ScheduleCompactionActionExecutor
该执行器负责生成compaction plan。在生成compaction plan之前,检查该时间点之前是否存在未完成的写入。是否有pending compaction在当前时间点之后。如果有,compaction会发生冲突。成功生成compaction plan之后,在时间线上创建一个requested状态的类型为compaction的instant。
@Override
public Option<HoodieCompactionPlan> execute() {
// 只有MOR表支持压缩
ValidationUtils.checkArgument(this.table.getMetaClient().getTableType() == HoodieTableType.MERGE_ON_READ,
"Can only compact table of type " + HoodieTableType.MERGE_ON_READ + " and not "
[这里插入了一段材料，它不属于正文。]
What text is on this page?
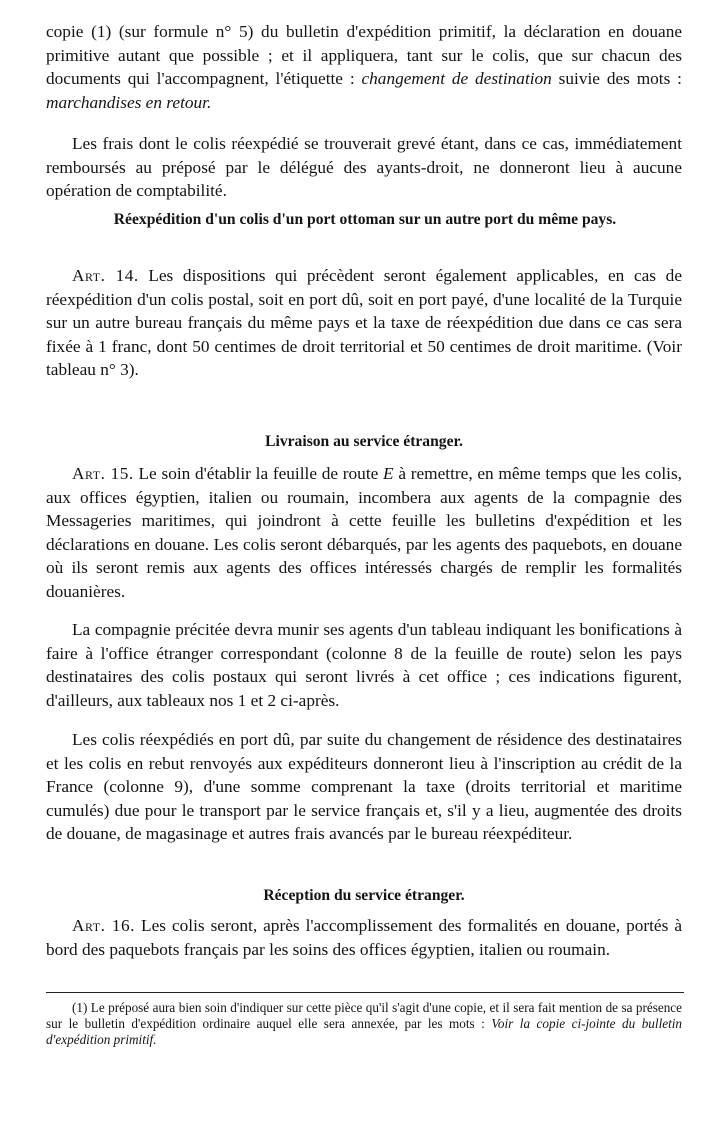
copie (1) (sur formule n° 5) du bulletin d'expédition primitif, la déclaration en douane primitive autant que possible ; et il appliquera, tant sur le colis, que sur chacun des documents qui l'accompagnent, l'étiquette : changement de destination suivie des mots : marchandises en retour.

Les frais dont le colis réexpédié se trouverait grevé étant, dans ce cas, immédiatement remboursés au préposé par le délégué des ayants-droit, ne donneront lieu à aucune opération de comptabilité.

Réexpédition d'un colis d'un port ottoman sur un autre port du même pays.

Art. 14. Les dispositions qui précèdent seront également applicables, en cas de réexpédition d'un colis postal, soit en port dû, soit en port payé, d'une localité de la Turquie sur un autre bureau français du même pays et la taxe de réexpédition due dans ce cas sera fixée à 1 franc, dont 50 centimes de droit territorial et 50 centimes de droit maritime. (Voir tableau n° 3).

Livraison au service étranger.

Art. 15. Le soin d'établir la feuille de route E à remettre, en même temps que les colis, aux offices égyptien, italien ou roumain, incombera aux agents de la compagnie des Messageries maritimes, qui joindront à cette feuille les bulletins d'expédition et les déclarations en douane. Les colis seront débarqués, par les agents des paquebots, en douane où ils seront remis aux agents des offices intéressés chargés de remplir les formalités douanières.

La compagnie précitée devra munir ses agents d'un tableau indiquant les bonifications à faire à l'office étranger correspondant (colonne 8 de la feuille de route) selon les pays destinataires des colis postaux qui seront livrés à cet office ; ces indications figurent, d'ailleurs, aux tableaux nos 1 et 2 ci-après.

Les colis réexpédiés en port dû, par suite du changement de résidence des destinataires et les colis en rebut renvoyés aux expéditeurs donneront lieu à l'inscription au crédit de la France (colonne 9), d'une somme comprenant la taxe (droits territorial et maritime cumulés) due pour le transport par le service français et, s'il y a lieu, augmentée des droits de douane, de magasinage et autres frais avancés par le bureau réexpéditeur.

Réception du service étranger.

Art. 16. Les colis seront, après l'accomplissement des formalités en douane, portés à bord des paquebots français par les soins des offices égyptien, italien ou roumain.

(1) Le préposé aura bien soin d'indiquer sur cette pièce qu'il s'agit d'une copie, et il sera fait mention de sa présence sur le bulletin d'expédition ordinaire auquel elle sera annexée, par les mots : Voir la copie ci-jointe du bulletin d'expédition primitif.
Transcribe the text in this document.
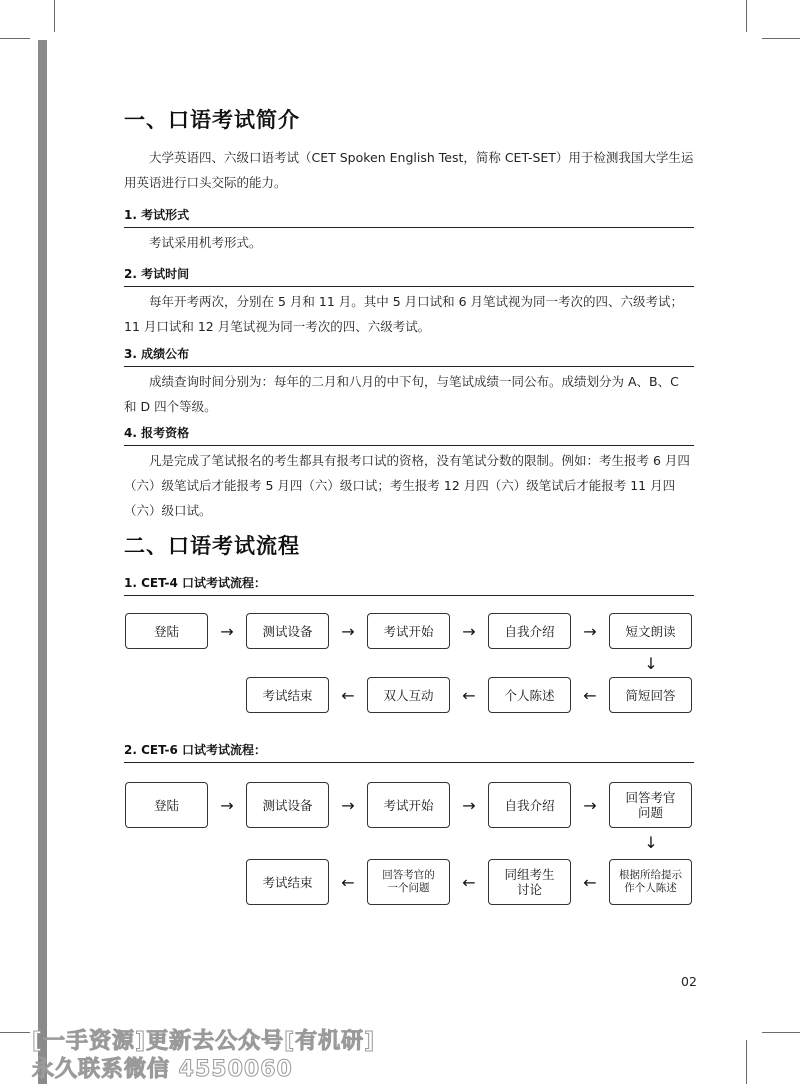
一、口语考试简介

大学英语四、六级口语考试（CET Spoken English Test，简称 CET-SET）用于检测我国大学生运用英语进行口头交际的能力。

1. 考试形式

考试采用机考形式。

2. 考试时间

每年开考两次，分别在 5 月和 11 月。其中 5 月口试和 6 月笔试视为同一考次的四、六级考试；11 月口试和 12 月笔试视为同一考次的四、六级考试。

3. 成绩公布

成绩查询时间分别为：每年的二月和八月的中下旬，与笔试成绩一同公布。成绩划分为 A、B、C 和 D 四个等级。

4. 报考资格

凡是完成了笔试报名的考生都具有报考口试的资格，没有笔试分数的限制。例如：考生报考 6 月四（六）级笔试后才能报考 5 月四（六）级口试；考生报考 12 月四（六）级笔试后才能报考 11 月四（六）级口试。

二、口语考试流程
1. CET-4 口试考试流程：
登陆	→	测试设备	→	考试开始	→	自我介绍	→	短文朗读
↓
简短回答
←
个人陈述
←
双人互动
←
考试结束
2. CET-6 口试考试流程：
登陆	→	测试设备	→	考试开始	→	自我介绍	→	回答考官
问题
↓
根据所给提示
作个人陈述
←
同组考生
讨论
←
回答考官的
一个问题
←
考试结束
02
[一手资源]更新去公众号[有机研]
永久联系微信 4550060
+ this.table.getMetaClient().getTableType().name());
if (!config.getWriteConcurrencyMode().supportsOptimisticConcurrencyControl()
&& !config.getFailedWritesCleanPolicy().isLazy()) {
// 如果没有使用多端写入并发控制,并且没有开启失败写入懒清理策略(仅在clean阶段清理)
// TODO(yihua): this validation is removed for Java client used by kafka-connect. Need to revisit this.
if (config.getEngineType() == EngineType.SPARK) {
// 如果使用的是SPARK引擎
// 检查最早的inflight状态的instant时间,必须在当前schedule的compaction之后
// if there are inflight writes, their instantTime must not be less than that of compaction instant time
table.getActiveTimeline().getCommitsTimeline().filterPendingExcludingMajorAndMinorCompaction().firstInstant()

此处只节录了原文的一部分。